Un patronat conscient de ses intérêts

La crise sanitaire révèle les rapports de force habituellement dissimulés par le fonctionnement « normal » de l’économie. C’est l’occasion de nous interroger sur le rôle des associations patronales, qui veillent à ce que la société fonctionne au service du capital.

Journée de l'économie 2019, Economiesuisse
«Journée de l’économie», Bâle, 2019

Cette année, la faîtière patronale Economiesuisse avait prévu de célébrer en grande pompe son 150e anniversaire ; un ouvrage historique, des expositions et des soirées étaient au programme. Le coronavirus a eu raison de ces mondanités, empêchant de célébrer la continuité d’une organisation fondée en 1870 pour défendre les intérêts des industriel·le·s et des commerçant·e·s. La pandémie n’a cependant pas stoppé le lobbying de l’association. Faute de cocktails et de célébrations publiques, l’association s’est concentrée sur son cœur de métier : influencer la politique en coulisses. Comme le notait l’un de ses secrétaires en 1963 : « Notre influence à Berne est plus forte lorsque nous restons dans l’ombre et que l’on ne parle pas trop de nous. »

Pas d’économie sans société

Si Economiesuisse veut se faire entendre, c’est parce que l’action de l’État conditionne toute activité économique. Il en va ainsi des services publics, dont l’actualité a brutalement rappelé l’importance. Qu’on pense aux hôpitaux qui nous maintiennent en vie ou aux écoles qui forment les futur·e·s salarié·e·s et permettent aux parents d’aller travailler. Idem d’autres activités que l’on prend aujourd’hui comme allant de soi, comme la police et les tribunaux qui garantissent la propriété privée et les règles qui encadrent le travail salarié. 

Qu’un virus perturbe le fonctionnement habituel de nos sociétés et des commerçant·e·s refusent de payer leur loyer, des patrons redécouvrent les avantages de l’État social en faisant appel au chômage partiel et les fanatiques du marché en appellent soudain aux aides publiques. 
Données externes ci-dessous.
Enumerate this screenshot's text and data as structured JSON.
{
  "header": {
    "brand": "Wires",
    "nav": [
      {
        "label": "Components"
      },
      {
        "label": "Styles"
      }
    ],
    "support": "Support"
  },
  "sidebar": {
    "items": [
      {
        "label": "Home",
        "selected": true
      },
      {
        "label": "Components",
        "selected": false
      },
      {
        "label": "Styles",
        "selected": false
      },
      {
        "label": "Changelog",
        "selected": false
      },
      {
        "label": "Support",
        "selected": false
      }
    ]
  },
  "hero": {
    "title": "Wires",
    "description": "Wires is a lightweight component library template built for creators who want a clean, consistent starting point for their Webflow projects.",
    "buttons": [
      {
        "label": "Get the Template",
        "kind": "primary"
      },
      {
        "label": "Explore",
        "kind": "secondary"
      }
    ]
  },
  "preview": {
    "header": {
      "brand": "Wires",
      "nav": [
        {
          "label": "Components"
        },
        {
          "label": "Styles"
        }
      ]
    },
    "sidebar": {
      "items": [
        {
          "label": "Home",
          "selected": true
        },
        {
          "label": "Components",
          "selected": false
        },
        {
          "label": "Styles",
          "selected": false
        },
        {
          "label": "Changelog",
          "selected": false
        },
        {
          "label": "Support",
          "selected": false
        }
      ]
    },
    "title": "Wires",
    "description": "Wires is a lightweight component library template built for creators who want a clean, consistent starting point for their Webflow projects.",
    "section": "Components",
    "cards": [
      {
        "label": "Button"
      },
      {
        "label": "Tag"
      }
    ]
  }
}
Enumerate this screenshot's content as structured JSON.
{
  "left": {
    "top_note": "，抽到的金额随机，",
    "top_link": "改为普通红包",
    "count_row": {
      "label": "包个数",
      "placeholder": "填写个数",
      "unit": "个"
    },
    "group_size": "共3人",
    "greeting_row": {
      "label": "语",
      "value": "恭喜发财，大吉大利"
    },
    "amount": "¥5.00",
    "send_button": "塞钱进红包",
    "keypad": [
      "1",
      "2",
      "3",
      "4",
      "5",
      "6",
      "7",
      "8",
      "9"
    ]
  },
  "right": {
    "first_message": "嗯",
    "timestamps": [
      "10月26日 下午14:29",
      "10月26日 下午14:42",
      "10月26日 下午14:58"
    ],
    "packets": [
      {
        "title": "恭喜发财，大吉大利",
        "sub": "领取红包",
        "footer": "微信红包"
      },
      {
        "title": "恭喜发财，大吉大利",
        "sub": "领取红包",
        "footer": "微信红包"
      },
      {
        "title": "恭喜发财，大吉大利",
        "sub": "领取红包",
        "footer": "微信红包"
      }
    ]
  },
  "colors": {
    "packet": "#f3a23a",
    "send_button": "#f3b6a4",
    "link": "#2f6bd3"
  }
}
Instrumentaliser l’État au service des profits privés

Orienter l’action de l’État au service de leurs intérêts demeure le but essentiel d’Economiesuisse et consorts, en suivant le vieil adage qui veut qu’en régime capitaliste, on socialise les pertes et on privatise les profits. Sans les aides de l’État, l’industrie horlogère suisse aurait été rayée de la carte pendant l’entre-deux-guerres et l’UBS aurait disparu en 2008. Sans l’armée pour réprimer les grèves au début du 20e siècle et protéger les patrons, les législations sur le travail auraient été plus favorables aux salarié·e·s. Alors que les milieux patronaux n’ont de cesse d’en appeler au retour à une activité économique « normale », il importe de dénoncer les contingences et les injustices qui sous-tendent cette normalité.

Il n’y a aucune fatalité à ce que la démocratie s’arrête aux portes des usines ou à ce que la santé et le logement soient considérés comme des business. L’incapacité des syndicats à stopper le travail sur les chantiers pendant ces derniers mois a montré que les règles du jeu économique font l’objet de bras de fer sociaux, où c’est la force des un·e·s et des autres qui détermine la solution qui s’impose. Economiesuisse et consorts le savent et veillent à leurs intérêts. Les salarié·e·s feraient bien de s’en rappeler.